Zhu has indeed developed her algorithm, creating and reconstructing “four dimensional point clouds with a density of three million points per square kilometer,” which makes it easier to generate accurate four-dimensional city models.
Producing a Three-Dimensional Image
The images used by scientists were captured from slightly varied perspectives. The satellite flew over the region every 11 days, but not having the exactly the same orbit position, so as to localize each point in 3D space.
This was much like computer tomography, which provides a 3D look at the inside of the human body.
“Since this method processes only a poor resolution in the third dimension, we apply additional compressive sensing methods that make it possible to improve the resolution by 15 times,” said Zhu.

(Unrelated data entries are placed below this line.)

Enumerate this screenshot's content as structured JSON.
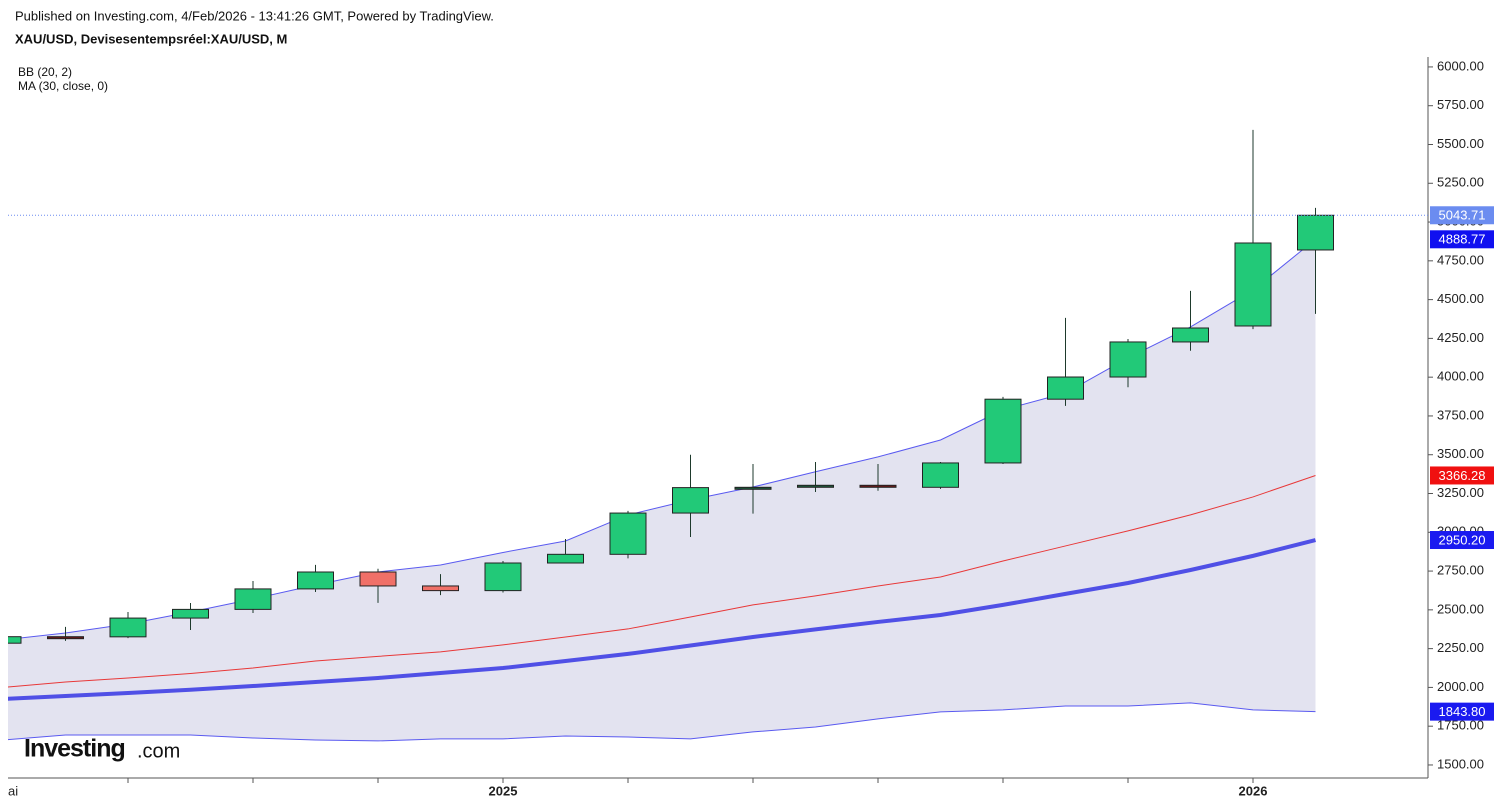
{
  "chart_data": {
    "type": "candlestick",
    "title": "XAU/USD, Devisesentempsréel:XAU/USD, M",
    "subtitle": "Published on Investing.com, 4/Feb/2026 - 13:41:26 GMT, Powered by TradingView.",
    "logo": {
      "name": "Investing",
      "suffix": ".com"
    },
    "categories": [
      "ai",
      null,
      null,
      null,
      null,
      null,
      null,
      null,
      "2025",
      null,
      null,
      null,
      null,
      null,
      null,
      null,
      null,
      null,
      null,
      null,
      "2026",
      null
    ],
    "open": [
      2285,
      2327,
      2326,
      2447,
      2503,
      2635,
      2744,
      2654,
      2624,
      2802,
      2858,
      3124,
      3288,
      3290,
      3303,
      3290,
      3447,
      3858,
      4001,
      4227,
      4330,
      4820
    ],
    "high": [
      2340,
      2390,
      2486,
      2544,
      2686,
      2790,
      2765,
      2730,
      2815,
      2957,
      3138,
      3500,
      3440,
      3453,
      3440,
      3453,
      3873,
      4382,
      4246,
      4556,
      5594,
      5091
    ],
    "low": [
      2280,
      2300,
      2318,
      2370,
      2480,
      2615,
      2545,
      2595,
      2612,
      2833,
      2832,
      2970,
      3120,
      3260,
      3268,
      3280,
      3440,
      3815,
      3935,
      4170,
      4310,
      4408
    ],
    "close": [
      2327,
      2326,
      2447,
      2503,
      2635,
      2744,
      2654,
      2624,
      2802,
      2858,
      3124,
      3288,
      3290,
      3303,
      3290,
      3447,
      3858,
      4001,
      4227,
      4317,
      4865,
      5043.71
    ],
    "up_color": "#22c978",
    "down_color": "#f07068",
    "close_label_color": "#6b8cf0",
    "bands": {
      "name": "BB (20, 2)",
      "upper": [
        2306,
        2351,
        2409,
        2486,
        2570,
        2660,
        2744,
        2789,
        2870,
        2944,
        3112,
        3209,
        3292,
        3390,
        3486,
        3595,
        3789,
        3898,
        4124,
        4324,
        4562,
        4888.77
      ],
      "basis": [
        2000,
        2035,
        2061,
        2090,
        2125,
        2170,
        2200,
        2229,
        2274,
        2325,
        2377,
        2454,
        2532,
        2590,
        2654,
        2712,
        2815,
        2912,
        3009,
        3112,
        3228,
        3366.28
      ],
      "lower": [
        1661,
        1693,
        1693,
        1693,
        1674,
        1661,
        1655,
        1668,
        1668,
        1687,
        1680,
        1668,
        1713,
        1745,
        1797,
        1842,
        1855,
        1880,
        1880,
        1900,
        1855,
        1843.8
      ],
      "lower_last_label": "1843.80",
      "line_color": "#5a5af0",
      "basis_color": "#e83838",
      "fill": "#e3e3f0"
    },
    "ma": {
      "name": "MA (30, close, 0)",
      "values": [
        1925,
        1945,
        1964,
        1985,
        2009,
        2035,
        2061,
        2093,
        2125,
        2170,
        2216,
        2270,
        2325,
        2374,
        2422,
        2467,
        2532,
        2603,
        2673,
        2757,
        2848,
        2950.2
      ],
      "last_label": "2950.20",
      "color": "#5050e6"
    },
    "ylim": [
      1416,
      6064
    ],
    "yticks": [
      {
        "value": 1500,
        "label": "1500.00"
      },
      {
        "value": 1750,
        "label": "1750.00"
      },
      {
        "value": 2000,
        "label": "2000.00"
      },
      {
        "value": 2250,
        "label": "2250.00"
      },
      {
        "value": 2500,
        "label": "2500.00"
      },
      {
        "value": 2750,
        "label": "2750.00"
      },
      {
        "value": 3000,
        "label": "3000.00"
      },
      {
        "value": 3250,
        "label": "3250.00"
      },
      {
        "value": 3500,
        "label": "3500.00"
      },
      {
        "value": 3750,
        "label": "3750.00"
      },
      {
        "value": 4000,
        "label": "4000.00"
      },
      {
        "value": 4250,
        "label": "4250.00"
      },
      {
        "value": 4500,
        "label": "4500.00"
      },
      {
        "value": 4750,
        "label": "4750.00"
      },
      {
        "value": 5000,
        "label": "5000.00"
      },
      {
        "value": 5250,
        "label": "5250.00"
      },
      {
        "value": 5500,
        "label": "5500.00"
      },
      {
        "value": 5750,
        "label": "5750.00"
      },
      {
        "value": 6000,
        "label": "6000.00"
      }
    ]
  }
}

Scientists then can use these images to create three-dimensional buildings on earth, and can create replicas of buildings in Paris, Washington, Las Vegas, and Berlin.
Since the images are taken at different times, scientists can now create a 4D model that shows tiny changes with accuracy.
Zhu further said, “The method is suitable for the detection of danger points. Satellite technology can thus make an important contribution to making our urban infrastructure safer.”
Forward looking, researchers plan to watch the world’s major cities grow.
In the ERC project “So2Sat” recently launched, global metropolitan cities are on the process of getting mapped out and observed on a long-term basis.
Their investigation focuses on newly industrialized cities known to have grown overnight.
Zhu and her team intend to use several Big Data sources to continue their observation.